Often, the goal is to predict a category—for example, in an upcoming election, for whom are people likely to vote? Taking into account where they live, what level of education they've received, their ethnic background and a few other factors, you can often predict for whom people will vote before they know it themselves.

During the past few years, there has been a huge amount of buzz around the terms "big data", "data science" and "machine learning". As these buzzwords continue to gain acceptance, many statisticians are wondering what the big deal is. And to be honest, their complaint makes some sense, given that "machine learning" is, more or less, a computerized version of the predictive models that statisticians have been creating for decades.

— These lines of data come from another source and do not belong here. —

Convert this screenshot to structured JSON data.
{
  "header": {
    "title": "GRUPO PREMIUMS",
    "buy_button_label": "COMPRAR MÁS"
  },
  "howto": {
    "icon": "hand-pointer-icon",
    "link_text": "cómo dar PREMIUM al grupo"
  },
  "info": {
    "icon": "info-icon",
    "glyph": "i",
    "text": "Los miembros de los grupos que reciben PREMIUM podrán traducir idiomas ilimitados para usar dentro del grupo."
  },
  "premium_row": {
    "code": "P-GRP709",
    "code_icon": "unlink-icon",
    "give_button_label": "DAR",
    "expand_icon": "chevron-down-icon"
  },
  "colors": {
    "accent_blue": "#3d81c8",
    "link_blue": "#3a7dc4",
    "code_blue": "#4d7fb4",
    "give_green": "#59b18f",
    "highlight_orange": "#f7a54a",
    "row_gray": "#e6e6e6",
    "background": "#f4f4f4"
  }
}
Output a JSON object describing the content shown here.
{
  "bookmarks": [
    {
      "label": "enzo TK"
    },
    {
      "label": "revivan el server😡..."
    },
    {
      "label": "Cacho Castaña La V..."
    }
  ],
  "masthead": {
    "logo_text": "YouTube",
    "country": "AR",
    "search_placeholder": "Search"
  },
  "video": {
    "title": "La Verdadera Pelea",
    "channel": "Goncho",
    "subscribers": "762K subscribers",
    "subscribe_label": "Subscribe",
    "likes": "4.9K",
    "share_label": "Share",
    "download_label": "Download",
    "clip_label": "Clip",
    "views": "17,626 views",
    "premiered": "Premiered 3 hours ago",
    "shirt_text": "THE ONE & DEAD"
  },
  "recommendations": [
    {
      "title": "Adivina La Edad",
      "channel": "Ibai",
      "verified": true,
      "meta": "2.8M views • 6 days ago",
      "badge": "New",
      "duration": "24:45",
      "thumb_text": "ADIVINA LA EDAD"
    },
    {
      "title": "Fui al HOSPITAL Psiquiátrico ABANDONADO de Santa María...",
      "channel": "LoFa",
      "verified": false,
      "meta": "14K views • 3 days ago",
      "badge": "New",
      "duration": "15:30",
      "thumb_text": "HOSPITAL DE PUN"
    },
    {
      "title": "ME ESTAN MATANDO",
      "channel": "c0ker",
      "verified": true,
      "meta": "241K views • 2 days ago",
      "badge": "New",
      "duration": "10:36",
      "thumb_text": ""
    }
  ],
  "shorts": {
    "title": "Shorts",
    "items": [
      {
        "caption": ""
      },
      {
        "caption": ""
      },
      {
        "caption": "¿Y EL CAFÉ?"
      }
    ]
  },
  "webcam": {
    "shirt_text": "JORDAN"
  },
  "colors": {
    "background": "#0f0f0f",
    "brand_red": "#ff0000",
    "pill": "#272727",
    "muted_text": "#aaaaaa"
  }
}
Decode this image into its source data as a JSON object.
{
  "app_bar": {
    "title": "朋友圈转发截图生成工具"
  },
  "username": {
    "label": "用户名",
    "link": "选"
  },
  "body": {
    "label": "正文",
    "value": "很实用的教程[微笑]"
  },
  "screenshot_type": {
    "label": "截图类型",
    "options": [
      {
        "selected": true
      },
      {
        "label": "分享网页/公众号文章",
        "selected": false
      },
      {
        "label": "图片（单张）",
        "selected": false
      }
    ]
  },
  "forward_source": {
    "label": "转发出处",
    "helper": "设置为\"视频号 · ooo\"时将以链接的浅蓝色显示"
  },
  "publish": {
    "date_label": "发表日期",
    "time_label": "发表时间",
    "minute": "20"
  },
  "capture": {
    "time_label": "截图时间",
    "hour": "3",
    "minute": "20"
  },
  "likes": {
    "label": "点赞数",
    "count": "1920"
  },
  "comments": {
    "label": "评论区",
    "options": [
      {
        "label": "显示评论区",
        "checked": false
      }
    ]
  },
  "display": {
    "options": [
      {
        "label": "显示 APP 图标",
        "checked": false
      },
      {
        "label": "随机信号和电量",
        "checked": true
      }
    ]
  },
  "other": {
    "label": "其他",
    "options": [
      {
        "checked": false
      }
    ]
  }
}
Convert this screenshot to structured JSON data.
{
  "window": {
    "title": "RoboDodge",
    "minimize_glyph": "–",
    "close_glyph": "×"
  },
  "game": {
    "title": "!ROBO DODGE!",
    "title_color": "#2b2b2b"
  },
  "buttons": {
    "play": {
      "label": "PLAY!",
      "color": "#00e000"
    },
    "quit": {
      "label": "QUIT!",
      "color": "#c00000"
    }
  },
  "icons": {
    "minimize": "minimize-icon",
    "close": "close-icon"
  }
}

Now, why am I telling you this? Because I actually do believe that machine learning is a game-changer for huge parts of our lives. Just as my perspective was changed when I learned statistics, giving me tools to understand the world better, many businesses are having their perspectives changed, as they use machine learning to understand themselves better. Everything from online shopping, to the items you see in your social-network feeds, to the voice-recognition algorithms in your phone, to the fraud detection used by your credit-card company is being affected, boosted and (hopefully) improved via machine learning.

This means that no matter what sort of software development you do, you would be wise to gain as much experience as you can with machine learning. Its benefits might not be obvious to you at once or even be applicable to your work right away. But machine learning is becoming ubiquitous, and there is no shortage of ways in which to use it.

So with this article, I'm starting a series on machine learning and some of the ways your organization can take advantage of it. I'll look at a number of problems, many of which are common on web applications, that can benefit from using machine learning. Along the way, I hope you'll get lots of ideas for the sorts of analysis and uses that machine learning can bring to your applications.